Obamacare included the 40 percent excise tax – often referred to as the Cadillac Tax – to discourage generous employer-sponsored plans. This tax was meant to lower health insurance costs, but the tax – scheduled to go into effect in 2022 – would end up burdening businesses and limiting consumer choice.
NFIB continues to push for greater freedom and competition in our health care system, and eliminating the Cadillac Tax is one element of that push. NFIB made H.R. 748, the Middle Class Health Benefits Tax Repeal Act of 2019 a Key Vote for the 116th Congress. This distinction put House members on notice that their vote would be included in future NFIB scorecards. They knew the small business community would be watching.
Health insurance costs remain the leading problem for small business owners, according to NFIB’s Small Business Problems and Priorities survey. High health insurance costs make it difficult for small businesses to offer coverage for their employees and purchase coverage for themselves. That makes it harder to attract and retain qualified workers. In the years since Obamacare became law, the number of small businesses offering health insurance dropped from 39 percent in 2010 to fewer than 30 percent in 2018. Imposing the Cadillac Tax would only make things worse.
NFIB urges Congress to wipe out this tax because it creates an administrative nightmare for small business owners already saddled with unnecessary paperwork.
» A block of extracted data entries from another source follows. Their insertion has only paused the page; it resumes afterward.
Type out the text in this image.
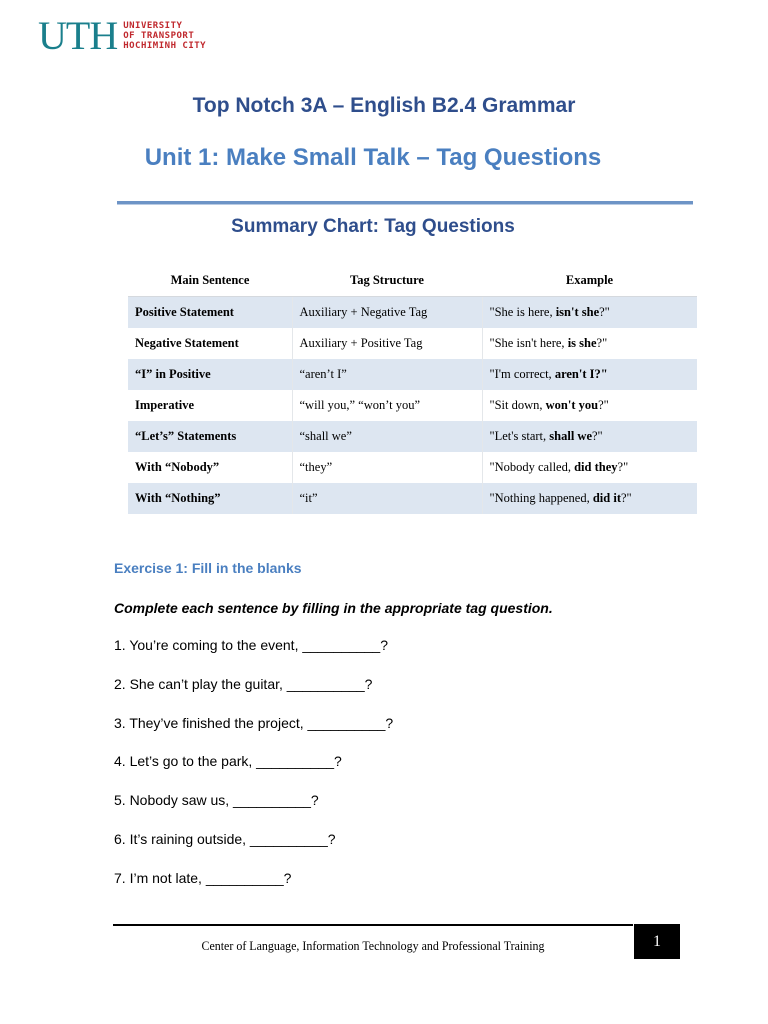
UTH UNIVERSITY
OF TRANSPORT
HOCHIMINH CITY
Top Notch 3A – English B2.4 Grammar
Unit 1: Make Small Talk – Tag Questions
Summary Chart: Tag Questions
Main Sentence	Tag Structure	Example
Positive Statement	Auxiliary + Negative Tag	"She is here, isn't she?"
Negative Statement	Auxiliary + Positive Tag	"She isn't here, is she?"
“I” in Positive	“aren’t I”	"I'm correct, aren't I?"
Imperative	“will you,” “won’t you”	"Sit down, won't you?"
“Let’s” Statements	“shall we”	"Let's start, shall we?"
With “Nobody”	“they”	"Nobody called, did they?"
With “Nothing”	“it”	"Nothing happened, did it?"
Exercise 1: Fill in the blanks
Complete each sentence by filling in the appropriate tag question.
1. You’re coming to the event, __________?
2. She can’t play the guitar, __________?
3. They’ve finished the project, __________?
4. Let’s go to the park, __________?
5. Nobody saw us, __________?
6. It’s raining outside, __________?
7. I’m not late, __________?
Center of Language, Information Technology and Professional Training	1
They don’t have the time or resources to deal with yet more compliance concerns.
For the repeal to become law, eliminating the threat of the Cadillac Tax for good, the Senate will have to enact its version of the House-passed bill, S. 684, and President Trump must sign the bill. NFIB strongly supports these efforts to repeal the Cadillac Tax and eliminate a looming threat to employer-sponsored health insurance.